C’était surtout pour montrer que cet entre-deux peut exister, encore aujourd’hui. Quitte à parler de problèmes auxquels nous serons confrontés durant la vie d’adulte, autant prendre des sujets assez vénères et graves pour jouer sur ce contraste entre des enfants en pleine innocence et en plein jeu, et la situation dramatique à laquelle ils sont confrontés. L’infanticide avait aussi une portée symbolique ; il représente la fin de l’enfance. Il montre ce moment où on doit tuer l’enfant en nous pour grandir.
Avez-vous rencontré des difficultés lors de ce passage de l’écrit à l’écran ?
C’était vraiment pas facile. Dans ma tête, l’histoire était terminée, car je l’avais déjà écrite. J’ai été confronté à un gros travail de réécriture, puisqu’on est passé de petits épisodes très courts de cinq pages avec un petit monstre et une petite aventure, à des épisodes plus longs avec une histoire qui se suit. Je devais donc tout reprendre depuis le début, tout en gardant la base, avec les mêmes personnages et le même fil rouge.
C’était plus difficile de décider ce que je devais garder ou jeter que d’inventer une toute nouvelle histoire. C’est comme si j’avais construit un château de cartes et que je devais en réaliser un deuxième tout en gardant la structure du premier, mais en changeant sa forme et en retirant quelques cartes… Bref, c’était très compliqué.
J’ai donc décidé d’écrire le scénario à quatre mains, avec la scénariste d’animation Magali Pouzol. Je voulais superviser cette réécriture, en préservant l’âme et l’identité de l’œuvre originale, tout en bénéficiant de son expertise. Elle m’a beaucoup aidé sur la structure, les arcs des personnages, les rebondissements… Elle a été géniale et super efficace.
Quand on parle de série d’animation, on pense forcément aux anime japonais. Quelle est la place de la France dans cette industrie ?
Elle est en train de prendre une place assez importante.
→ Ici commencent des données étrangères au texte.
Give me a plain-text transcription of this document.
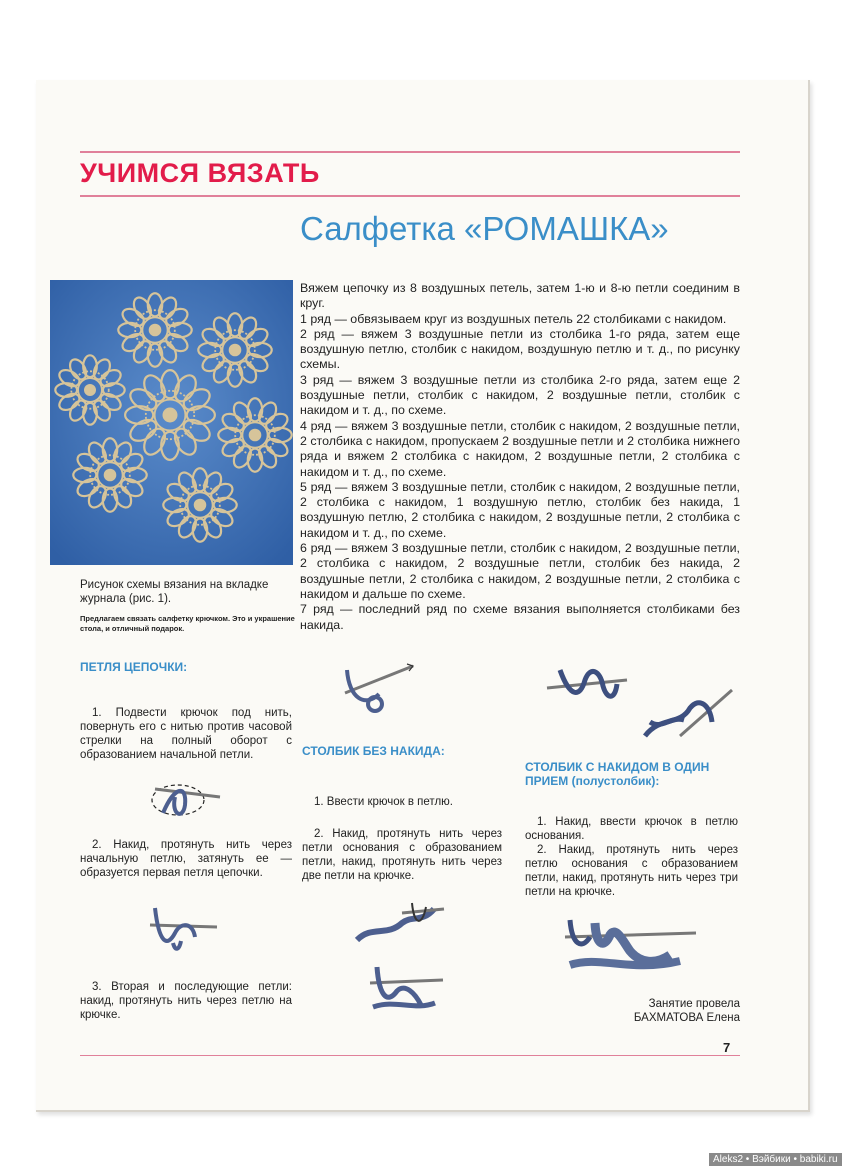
УЧИМСЯ ВЯЗАТЬ
Салфетка «РОМАШКА»
Рисунок схемы вязания на вкладке журнала (рис. 1).
Предлагаем связать салфетку крючком. Это и украшение стола, и отличный подарок.

Вяжем цепочку из 8 воздушных петель, затем 1-ю и 8-ю петли соединим в круг.

1 ряд — обвязываем круг из воздушных петель 22 столбиками с накидом.

2 ряд — вяжем 3 воздушные петли из столбика 1-го ряда, затем еще воздушную петлю, столбик с накидом, воздушную петлю и т. д., по рисунку схемы.

3 ряд — вяжем 3 воздушные петли из столбика 2-го ряда, затем еще 2 воздушные петли, столбик с накидом, 2 воздушные петли, столбик с накидом и т. д., по схеме.

4 ряд — вяжем 3 воздушные петли, столбик с накидом, 2 воздушные петли, 2 столбика с накидом, пропускаем 2 воздушные петли и 2 столбика нижнего ряда и вяжем 2 столбика с накидом, 2 воздушные петли, 2 столбика с накидом и т. д., по схеме.

5 ряд — вяжем 3 воздушные петли, столбик с накидом, 2 воздушные петли, 2 столбика с накидом, 1 воздушную петлю, столбик без накида, 1 воздушную петлю, 2 столбика с накидом, 2 воздушные петли, 2 столбика с накидом и т. д., по схеме.

6 ряд — вяжем 3 воздушные петли, столбик с накидом, 2 воздушные петли, 2 столбика с накидом, 2 воздушные петли, столбик без накида, 2 воздушные петли, 2 столбика с накидом, 2 воздушные петли, 2 столбика с накидом и дальше по схеме.

7 ряд — последний ряд по схеме вязания выполняется столбиками без накида.

ПЕТЛЯ ЦЕПОЧКИ:
1. Подвести крючок под нить, повернуть его с нитью против часовой стрелки на полный оборот с образованием начальной петли.
2. Накид, протянуть нить через начальную петлю, затянуть ее — образуется первая петля цепочки.
3. Вторая и последующие петли: накид, протянуть нить через петлю на крючке.
СТОЛБИК БЕЗ НАКИДА:
1. Ввести крючок в петлю.
2. Накид, протянуть нить через петли основания с образованием петли, накид, протянуть нить через две петли на крючке.
СТОЛБИК С НАКИДОМ В ОДИН ПРИЕМ (полустолбик):
1. Накид, ввести крючок в петлю основания.
2. Накид, протянуть нить через петлю основания с образованием петли, накид, протянуть нить через три петли на крючке.
Занятие провела
БАХМАТОВА Елена
7
Aleks2 • Вэйбики • babiki.ru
C’est assez drôle, car les Américains et les Japonais, qui sont les deux mastodontes du milieu, ont toujours dit qu’ils s’inspiraient des artistes français pour produire leurs œuvres. Ils viennent même chercher leurs artistes en France ! On a donc un vrai savoir-faire et une culture de l’animation depuis très longtemps, mais, paradoxalement, le public a très longtemps pensé que les dessins animés étaient pour les tout petits et qu’ils n’étaient pas très sérieux.
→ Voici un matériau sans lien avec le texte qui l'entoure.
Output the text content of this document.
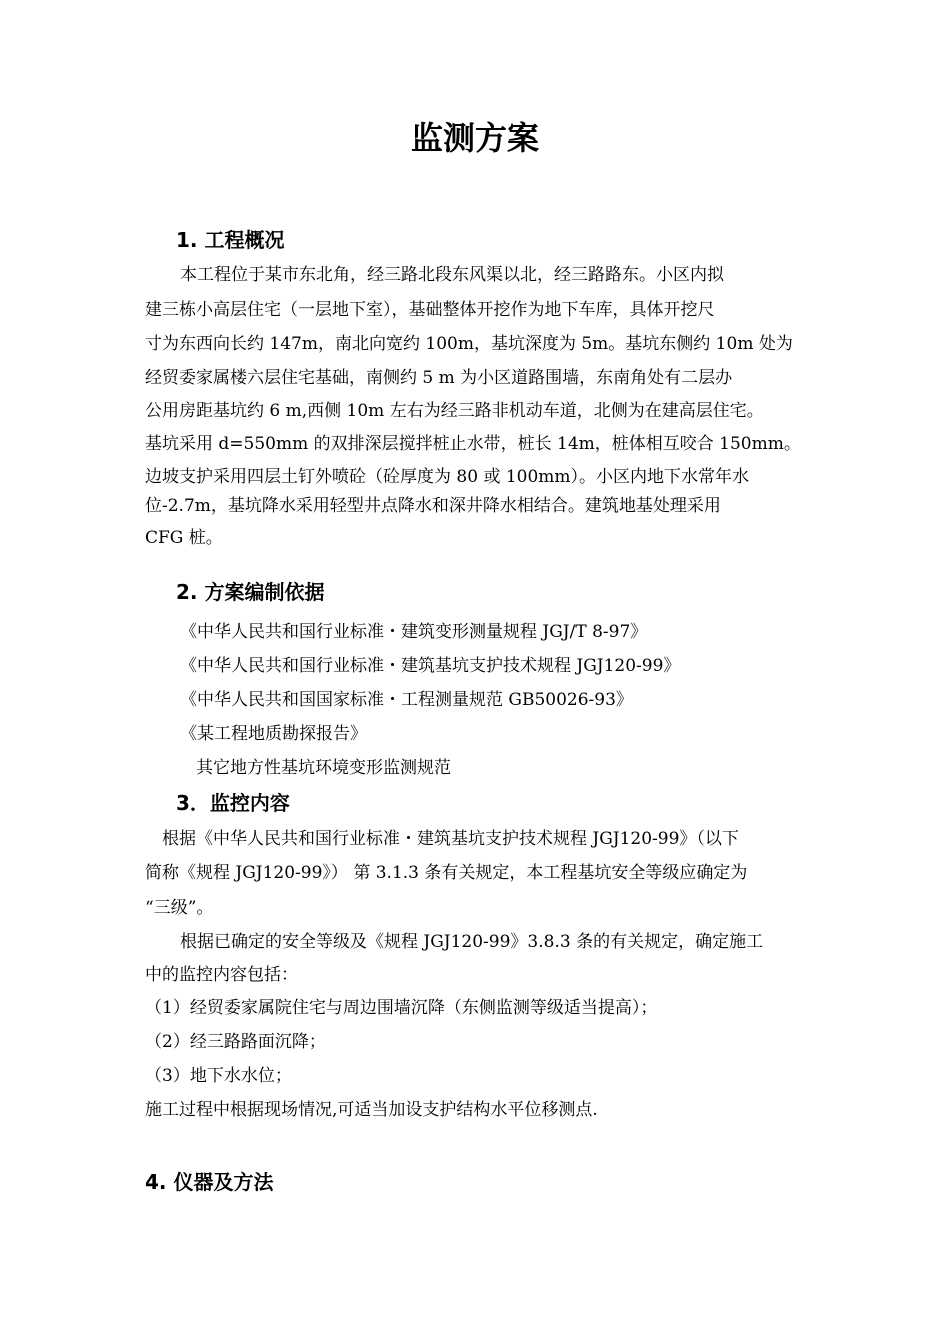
监测方案
1. 工程概况
本工程位于某市东北角，经三路北段东风渠以北，经三路路东。小区内拟
建三栋小高层住宅（一层地下室），基础整体开挖作为地下车库，具体开挖尺
寸为东西向长约 147m，南北向宽约 100m，基坑深度为 5m。基坑东侧约 10m 处为
经贸委家属楼六层住宅基础，南侧约 5 m 为小区道路围墙，东南角处有二层办
公用房距基坑约 6 m,西侧 10m 左右为经三路非机动车道，北侧为在建高层住宅。
基坑采用 d=550mm 的双排深层搅拌桩止水带，桩长 14m，桩体相互咬合 150mm。
边坡支护采用四层土钉外喷砼（砼厚度为 80 或 100mm）。小区内地下水常年水
位-2.7m，基坑降水采用轻型井点降水和深井降水相结合。建筑地基处理采用
CFG 桩。
2. 方案编制依据
《中华人民共和国行业标准・建筑变形测量规程 JGJ/T 8-97》
《中华人民共和国行业标准・建筑基坑支护技术规程 JGJ120-99》
《中华人民共和国国家标准・工程测量规范 GB50026-93》
《某工程地质勘探报告》
其它地方性基坑环境变形监测规范
3．监控内容
根据《中华人民共和国行业标准・建筑基坑支护技术规程 JGJ120-99》（以下
简称《规程 JGJ120-99》） 第 3.1.3 条有关规定，本工程基坑安全等级应确定为
“三级”。
根据已确定的安全等级及《规程 JGJ120-99》3.8.3 条的有关规定，确定施工
中的监控内容包括：
（1）经贸委家属院住宅与周边围墙沉降（东侧监测等级适当提高）；
（2）经三路路面沉降；
（3）地下水水位；
施工过程中根据现场情况,可适当加设支护结构水平位移测点.
4. 仪器及方法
Cette idée persiste, mais elle disparaît progressivement grâce à cette génération qui a grandi avec des anime japonais – et qui a compris que les anime pouvaient être des œuvres passionnantes, matures et pour tous les âges. On sent donc une sorte de renouvellement et une envie de proposer une alternative française aux anime japonais qui sont généralement dédiés aux adolescents.
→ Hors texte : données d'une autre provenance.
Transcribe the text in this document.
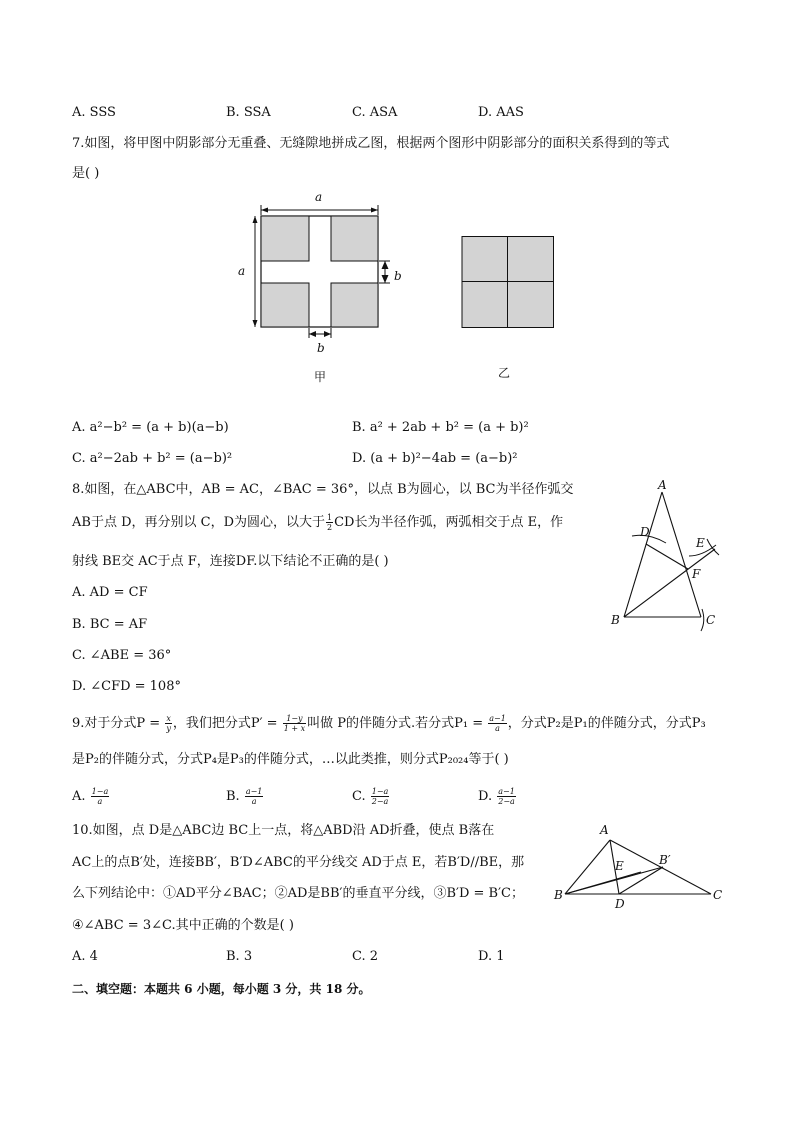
A. SSS	B. SSA	C. ASA	D. AAS
7.如图，将甲图中阴影部分无重叠、无缝隙地拼成乙图，根据两个图形中阴影部分的面积关系得到的等式
是( )
a
a	b
b
甲	乙
A. a²−b² = (a + b)(a−b)	B. a² + 2ab + b² = (a + b)²
C. a²−2ab + b² = (a−b)²	D. (a + b)²−4ab = (a−b)²
8.如图，在△ABC中，AB = AC，∠BAC = 36°，以点 B为圆心，以 BC为半径作弧交
AB于点 D，再分别以 C，D为圆心，以大于 $\frac{1}{2}$ CD长为半径作弧，两弧相交于点 E，作
射线 BE交 AC于点 F，连接DF.以下结论不正确的是( )
A. AD = CF
B. BC = AF
C. ∠ABE = 36°
D. ∠CFD = 108°
A
D
E
F
B	C
9.对于分式$P = \frac{x}{y}$ ，我们把分式$P' = \frac{1-y}{1 + x}$ 叫做 P的伴随分式.若分式$P_1 = \frac{a-1}{a}$ ，分式P₂是P₁的伴随分式，分式P₃
是P₂的伴随分式，分式P₄是P₃的伴随分式，…以此类推，则分式P₂₀₂₄等于( )
A. $\frac{1-a}{a}$	B. $\frac{a-1}{a}$	C. $\frac{1-a}{2-a}$	D. $\frac{a-1}{2-a}$
10.如图，点 D是△ABC边 BC上一点，将△ABD沿 AD折叠，使点 B落在
AC上的点B′处，连接BB′，B′D∠ABC的平分线交 AD于点 E，若B′D//BE，那
么下列结论中：①AD平分∠BAC；②AD是BB′的垂直平分线，③B′D = B′C；
④∠ABC = 3∠C.其中正确的个数是( )
A. 4	B. 3	C. 2	D. 1
A
E	B′
B
D
C
二、填空题：本题共 6 小题，每小题 3 分，共 18 分。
Quand ces spectateurs étaient plus jeunes, ils avaient Miraculous, Code Lyoko, Pat’patrouille… Toutes ces productions françaises fonctionnent très bien du côté des enfants, mais à partir de 10 ans, ils ont envie de regarder des séries plus sérieuses et ils se plongent dans les shows japonais.
J’aimerais donc remplir ce créneau manquant avec Le Collège noir. La série s’adresse aussi bien aux enfants qu’aux adultes, et s’autorise à proposer des aventures ambitieuses et sombres. L’essor des plateformes nous a permis de lancer de nouveaux projets et je pense que de belles animations françaises vont apparaître ces prochaines années.
Le Collège noir sort aujourd’hui. Qui dit 31 octobre, dit forcément Halloween. Quelles sont les trois séries que vous nous conseillez de binger ce soir pour avoir peur ?
Je suis assez fan des histoires de Mike Flanagan. J’ai beaucoup aimé sa dernière série, La Chute de la maison Usher. Cependant, il n’a jamais réussi à surpasser ses trois premiers shows : The Haunting of Hill House, Bly Manor et Sermons de minuit. Ils sont vraiment géniaux. Il apporte quelque chose de très frais dans le genre horrifique. Ses productions nous font peur, mais elles sont aussi très métaphysiques. Il a un style assez particulier, avec beaucoup de dialogues et un rythme parfois très lent. Mon Halloween idéal serait donc une petite rétrospective de Flanagan.